I do hope she wasn’t hit again, but buyer’s remorse hits hard when the one for whom you’ve bought something- like a ninth life, for example- simply sniffs and walks away.

And so it is with the pantry cook over whom we all fretted last week; there was the cracked rib, and there was the substance-addled nephew.  There was the sprained ankle and the sudden loss of a close friend.  And each of these was, to us, something of a 1986 vet bill- more than we could afford at the moment, but the right thing to do.  We covered shifts, we paid sick pay, and we were as gracious as we could be.  And this morning, that calico cat of a pantry cook texted me to say she wouldn’t be back, and we’re all standing around scratching our heads, because none of us saw it coming for a minute.  Wednesday and Thursday, the calls for a wellness check, the scrambles to get her family’s emergency numbers, and the extended chats with police and 911 call center staff and the gleaning of her address from her as-yet-unclaimed paycheck were all given in the hope that she was okay, and when she resurfaced on late Thursday to say she’d return on Saturday, we breathed a collective sigh of relief.  Now, it’s just another in a long series of sighs of exasperation.

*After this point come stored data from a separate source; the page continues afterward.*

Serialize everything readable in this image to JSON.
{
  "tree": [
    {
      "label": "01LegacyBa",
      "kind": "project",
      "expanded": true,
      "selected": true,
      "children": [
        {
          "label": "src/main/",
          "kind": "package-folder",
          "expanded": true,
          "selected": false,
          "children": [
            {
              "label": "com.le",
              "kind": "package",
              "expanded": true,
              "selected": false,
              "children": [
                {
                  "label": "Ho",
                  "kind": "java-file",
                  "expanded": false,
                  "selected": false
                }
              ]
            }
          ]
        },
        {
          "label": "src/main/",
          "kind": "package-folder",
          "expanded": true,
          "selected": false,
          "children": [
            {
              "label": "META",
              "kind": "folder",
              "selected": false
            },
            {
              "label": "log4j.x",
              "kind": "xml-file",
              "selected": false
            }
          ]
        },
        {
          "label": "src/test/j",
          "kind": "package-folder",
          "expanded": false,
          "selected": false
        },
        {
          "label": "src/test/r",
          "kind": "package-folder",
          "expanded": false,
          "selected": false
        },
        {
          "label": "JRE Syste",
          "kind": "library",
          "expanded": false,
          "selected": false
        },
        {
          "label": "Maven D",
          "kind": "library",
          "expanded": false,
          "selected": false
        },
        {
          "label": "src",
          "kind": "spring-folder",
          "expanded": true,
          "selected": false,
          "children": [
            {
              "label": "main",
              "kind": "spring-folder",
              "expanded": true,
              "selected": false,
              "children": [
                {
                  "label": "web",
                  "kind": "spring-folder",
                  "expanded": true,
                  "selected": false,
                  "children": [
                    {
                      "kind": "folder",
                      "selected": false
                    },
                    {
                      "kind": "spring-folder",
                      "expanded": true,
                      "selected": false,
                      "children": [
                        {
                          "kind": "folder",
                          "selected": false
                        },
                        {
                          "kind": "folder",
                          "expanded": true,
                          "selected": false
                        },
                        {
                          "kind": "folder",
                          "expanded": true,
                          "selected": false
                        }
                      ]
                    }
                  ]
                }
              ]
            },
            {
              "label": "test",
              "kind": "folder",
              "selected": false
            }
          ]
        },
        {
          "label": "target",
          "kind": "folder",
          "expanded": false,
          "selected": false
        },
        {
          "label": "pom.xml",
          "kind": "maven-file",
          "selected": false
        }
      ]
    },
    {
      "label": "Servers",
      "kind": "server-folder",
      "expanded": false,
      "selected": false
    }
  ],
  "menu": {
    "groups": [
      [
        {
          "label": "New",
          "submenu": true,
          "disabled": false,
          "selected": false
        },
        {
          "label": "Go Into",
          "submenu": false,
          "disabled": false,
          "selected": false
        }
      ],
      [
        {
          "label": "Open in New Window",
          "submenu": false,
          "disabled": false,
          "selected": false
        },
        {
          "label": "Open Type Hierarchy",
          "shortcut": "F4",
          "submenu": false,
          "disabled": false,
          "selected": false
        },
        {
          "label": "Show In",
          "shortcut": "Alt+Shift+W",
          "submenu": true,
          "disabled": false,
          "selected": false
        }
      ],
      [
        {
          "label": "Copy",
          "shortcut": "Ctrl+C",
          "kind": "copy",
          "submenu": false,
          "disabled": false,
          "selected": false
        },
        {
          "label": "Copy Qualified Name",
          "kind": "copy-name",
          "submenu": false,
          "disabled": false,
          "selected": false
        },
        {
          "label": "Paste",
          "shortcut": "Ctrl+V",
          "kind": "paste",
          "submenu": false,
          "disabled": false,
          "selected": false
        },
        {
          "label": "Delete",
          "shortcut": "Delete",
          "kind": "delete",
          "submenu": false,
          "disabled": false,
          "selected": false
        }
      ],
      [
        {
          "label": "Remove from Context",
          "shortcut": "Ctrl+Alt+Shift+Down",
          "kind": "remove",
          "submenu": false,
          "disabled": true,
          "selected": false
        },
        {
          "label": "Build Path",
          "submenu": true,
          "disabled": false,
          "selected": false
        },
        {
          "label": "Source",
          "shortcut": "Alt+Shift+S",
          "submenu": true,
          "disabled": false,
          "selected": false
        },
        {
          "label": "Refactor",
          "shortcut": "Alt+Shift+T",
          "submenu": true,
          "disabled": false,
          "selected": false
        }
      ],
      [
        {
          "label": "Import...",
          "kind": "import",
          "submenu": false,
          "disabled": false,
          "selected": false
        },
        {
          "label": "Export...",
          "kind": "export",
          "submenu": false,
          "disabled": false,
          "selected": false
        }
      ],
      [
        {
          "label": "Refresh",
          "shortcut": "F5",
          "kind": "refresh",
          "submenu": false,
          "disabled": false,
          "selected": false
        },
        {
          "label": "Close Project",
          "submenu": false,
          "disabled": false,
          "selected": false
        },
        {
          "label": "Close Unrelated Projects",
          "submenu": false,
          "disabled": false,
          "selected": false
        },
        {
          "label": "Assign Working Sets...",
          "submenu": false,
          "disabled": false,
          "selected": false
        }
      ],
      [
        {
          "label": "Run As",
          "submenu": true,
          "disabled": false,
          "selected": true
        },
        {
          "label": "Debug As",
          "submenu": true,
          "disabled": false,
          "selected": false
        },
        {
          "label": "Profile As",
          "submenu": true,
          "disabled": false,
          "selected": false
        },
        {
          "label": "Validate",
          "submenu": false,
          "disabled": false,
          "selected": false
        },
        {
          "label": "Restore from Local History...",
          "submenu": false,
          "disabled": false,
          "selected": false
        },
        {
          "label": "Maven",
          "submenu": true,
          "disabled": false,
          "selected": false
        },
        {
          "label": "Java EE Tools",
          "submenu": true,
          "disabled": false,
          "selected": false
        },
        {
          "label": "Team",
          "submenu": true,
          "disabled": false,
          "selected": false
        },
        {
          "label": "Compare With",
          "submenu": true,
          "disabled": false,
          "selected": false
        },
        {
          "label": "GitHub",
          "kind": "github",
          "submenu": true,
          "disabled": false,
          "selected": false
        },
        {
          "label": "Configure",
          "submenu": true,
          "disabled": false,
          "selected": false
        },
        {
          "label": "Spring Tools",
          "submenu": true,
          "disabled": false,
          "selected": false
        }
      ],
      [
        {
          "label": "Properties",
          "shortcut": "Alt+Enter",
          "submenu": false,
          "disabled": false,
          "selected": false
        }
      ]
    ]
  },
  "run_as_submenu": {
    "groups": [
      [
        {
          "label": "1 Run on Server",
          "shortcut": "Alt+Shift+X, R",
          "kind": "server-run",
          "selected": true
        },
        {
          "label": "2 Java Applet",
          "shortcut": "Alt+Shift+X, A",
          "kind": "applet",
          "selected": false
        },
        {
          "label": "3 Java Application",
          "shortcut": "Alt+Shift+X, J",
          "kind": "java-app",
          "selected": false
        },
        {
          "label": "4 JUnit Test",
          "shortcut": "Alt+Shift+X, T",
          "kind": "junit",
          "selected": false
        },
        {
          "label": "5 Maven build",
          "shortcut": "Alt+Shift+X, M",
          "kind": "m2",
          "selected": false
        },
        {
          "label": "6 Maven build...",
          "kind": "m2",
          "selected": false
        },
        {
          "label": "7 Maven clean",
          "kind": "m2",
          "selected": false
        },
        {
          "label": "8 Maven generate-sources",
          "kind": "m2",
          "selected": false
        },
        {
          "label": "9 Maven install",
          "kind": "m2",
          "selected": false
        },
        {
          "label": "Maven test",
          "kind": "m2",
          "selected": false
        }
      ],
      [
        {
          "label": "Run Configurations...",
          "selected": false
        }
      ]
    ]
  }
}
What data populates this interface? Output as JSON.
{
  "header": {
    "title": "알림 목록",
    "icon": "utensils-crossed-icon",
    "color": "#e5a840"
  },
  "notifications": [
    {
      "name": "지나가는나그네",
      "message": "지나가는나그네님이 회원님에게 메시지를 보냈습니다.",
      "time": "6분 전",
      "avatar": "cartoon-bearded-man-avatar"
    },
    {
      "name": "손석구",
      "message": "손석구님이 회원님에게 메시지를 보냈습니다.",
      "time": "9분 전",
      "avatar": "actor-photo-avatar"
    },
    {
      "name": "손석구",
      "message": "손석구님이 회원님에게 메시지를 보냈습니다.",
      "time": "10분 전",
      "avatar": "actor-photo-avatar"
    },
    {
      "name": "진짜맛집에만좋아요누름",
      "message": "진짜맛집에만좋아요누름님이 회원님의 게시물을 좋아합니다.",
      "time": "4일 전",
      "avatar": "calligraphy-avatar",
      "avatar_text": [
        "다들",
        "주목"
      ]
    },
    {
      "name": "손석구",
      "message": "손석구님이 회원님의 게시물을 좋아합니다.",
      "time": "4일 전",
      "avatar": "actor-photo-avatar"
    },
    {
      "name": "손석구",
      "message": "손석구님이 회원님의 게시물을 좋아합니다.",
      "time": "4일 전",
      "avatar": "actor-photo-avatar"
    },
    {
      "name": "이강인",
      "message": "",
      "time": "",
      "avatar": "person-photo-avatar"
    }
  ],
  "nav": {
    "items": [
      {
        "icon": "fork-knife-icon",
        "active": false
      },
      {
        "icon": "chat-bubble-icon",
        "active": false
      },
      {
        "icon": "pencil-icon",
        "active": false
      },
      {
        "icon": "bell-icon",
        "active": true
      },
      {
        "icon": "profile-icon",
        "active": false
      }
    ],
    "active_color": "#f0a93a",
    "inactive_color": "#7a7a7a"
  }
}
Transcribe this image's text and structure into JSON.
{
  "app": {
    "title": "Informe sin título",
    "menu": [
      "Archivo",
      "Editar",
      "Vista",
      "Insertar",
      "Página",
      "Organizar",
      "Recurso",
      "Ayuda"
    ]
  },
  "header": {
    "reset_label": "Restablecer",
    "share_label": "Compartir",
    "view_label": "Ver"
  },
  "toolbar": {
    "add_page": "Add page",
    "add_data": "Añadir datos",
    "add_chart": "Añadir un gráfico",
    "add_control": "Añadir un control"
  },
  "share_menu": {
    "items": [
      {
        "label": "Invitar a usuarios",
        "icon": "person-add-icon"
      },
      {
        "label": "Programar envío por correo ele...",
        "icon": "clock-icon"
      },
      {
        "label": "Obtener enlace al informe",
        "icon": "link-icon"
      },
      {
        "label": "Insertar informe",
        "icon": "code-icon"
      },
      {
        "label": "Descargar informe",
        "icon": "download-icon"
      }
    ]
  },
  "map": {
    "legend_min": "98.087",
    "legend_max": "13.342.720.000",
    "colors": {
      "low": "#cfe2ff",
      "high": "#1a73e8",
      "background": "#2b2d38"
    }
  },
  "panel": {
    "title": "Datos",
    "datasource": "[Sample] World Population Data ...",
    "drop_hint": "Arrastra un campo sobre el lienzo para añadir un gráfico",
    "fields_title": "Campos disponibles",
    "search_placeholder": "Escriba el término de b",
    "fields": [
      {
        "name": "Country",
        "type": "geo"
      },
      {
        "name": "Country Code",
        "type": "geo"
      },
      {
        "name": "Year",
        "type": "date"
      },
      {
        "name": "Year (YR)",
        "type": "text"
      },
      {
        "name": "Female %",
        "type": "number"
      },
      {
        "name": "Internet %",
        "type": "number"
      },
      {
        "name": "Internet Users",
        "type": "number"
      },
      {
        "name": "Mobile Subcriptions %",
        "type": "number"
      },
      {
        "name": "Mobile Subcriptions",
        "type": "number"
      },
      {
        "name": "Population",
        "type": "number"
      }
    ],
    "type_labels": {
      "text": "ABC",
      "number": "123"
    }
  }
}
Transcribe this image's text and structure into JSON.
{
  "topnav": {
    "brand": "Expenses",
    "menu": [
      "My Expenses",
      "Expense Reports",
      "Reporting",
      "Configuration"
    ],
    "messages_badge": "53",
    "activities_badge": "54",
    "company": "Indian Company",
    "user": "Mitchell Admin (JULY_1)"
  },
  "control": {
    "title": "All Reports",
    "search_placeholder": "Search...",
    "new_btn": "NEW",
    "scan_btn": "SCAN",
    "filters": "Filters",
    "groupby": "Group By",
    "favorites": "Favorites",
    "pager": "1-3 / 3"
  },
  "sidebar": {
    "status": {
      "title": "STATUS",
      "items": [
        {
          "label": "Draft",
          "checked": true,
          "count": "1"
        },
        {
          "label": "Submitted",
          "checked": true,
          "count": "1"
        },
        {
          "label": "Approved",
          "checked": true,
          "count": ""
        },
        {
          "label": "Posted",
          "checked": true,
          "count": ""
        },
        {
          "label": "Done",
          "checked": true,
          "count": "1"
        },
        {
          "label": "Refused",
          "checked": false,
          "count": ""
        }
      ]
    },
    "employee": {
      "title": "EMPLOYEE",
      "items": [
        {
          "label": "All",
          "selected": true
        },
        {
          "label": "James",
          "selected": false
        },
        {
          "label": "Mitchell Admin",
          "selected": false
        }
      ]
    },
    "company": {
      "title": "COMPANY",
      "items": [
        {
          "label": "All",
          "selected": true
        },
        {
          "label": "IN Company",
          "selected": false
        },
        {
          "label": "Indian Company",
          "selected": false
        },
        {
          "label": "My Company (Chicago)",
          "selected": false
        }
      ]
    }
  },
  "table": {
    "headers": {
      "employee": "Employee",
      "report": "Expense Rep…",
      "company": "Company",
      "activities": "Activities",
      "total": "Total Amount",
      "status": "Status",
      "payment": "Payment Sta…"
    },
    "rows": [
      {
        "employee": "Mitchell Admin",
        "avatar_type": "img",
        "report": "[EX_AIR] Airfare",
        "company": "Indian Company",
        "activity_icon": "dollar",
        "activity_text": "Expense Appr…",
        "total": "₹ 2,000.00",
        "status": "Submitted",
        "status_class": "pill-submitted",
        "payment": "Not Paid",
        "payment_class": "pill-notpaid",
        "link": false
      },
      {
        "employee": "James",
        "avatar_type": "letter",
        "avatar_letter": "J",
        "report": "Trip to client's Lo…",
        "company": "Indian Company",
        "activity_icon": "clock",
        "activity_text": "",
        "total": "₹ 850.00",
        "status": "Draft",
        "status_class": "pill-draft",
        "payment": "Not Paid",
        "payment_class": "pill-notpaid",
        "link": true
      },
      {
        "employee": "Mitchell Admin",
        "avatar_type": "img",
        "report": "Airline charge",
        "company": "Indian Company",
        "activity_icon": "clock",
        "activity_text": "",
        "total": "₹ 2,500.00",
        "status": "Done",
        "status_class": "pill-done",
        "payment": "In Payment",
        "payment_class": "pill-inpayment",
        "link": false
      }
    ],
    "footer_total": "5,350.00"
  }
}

A pantry cook can be replaced, but a relationship with someone you’d trusted- that’s a more difficult loss, one over which I’m hoping not to remain embittered.  I will, however, consider drowning my sorrows somewhat in this week’s Willamette Valley wine tasting.

 

Willamette Valley

 

And if you’ve got sorrows of your own to drown, or even if you’re currently without sorrow but want to stock the cellar just in case, this is the week to do it- the clock is ticking, and every day that we’re open between now and Labor Day, you can still pick up any six bottles from our shop at ten percent off, or any twelve bottles at fifteen percent off.  It could handily add up to the equivalent of a free bottle, or even two, depending on what you’re shopping for.

 

Summer deals from that great place for wine

 

So the interviews will begin anew- I’d been so happy that we’d seemed to have stanched that outflow of dilettante coworkers, and now we’re back to a steady flow of applicants, most of them with work histories of three and five months at a time at restaurants that are less farm-to-table than freezer-to-fryer, and we cross our fingers again, hopeful that this new hire will be the last one for a bit longer than the previous last ones.  Wish us luck.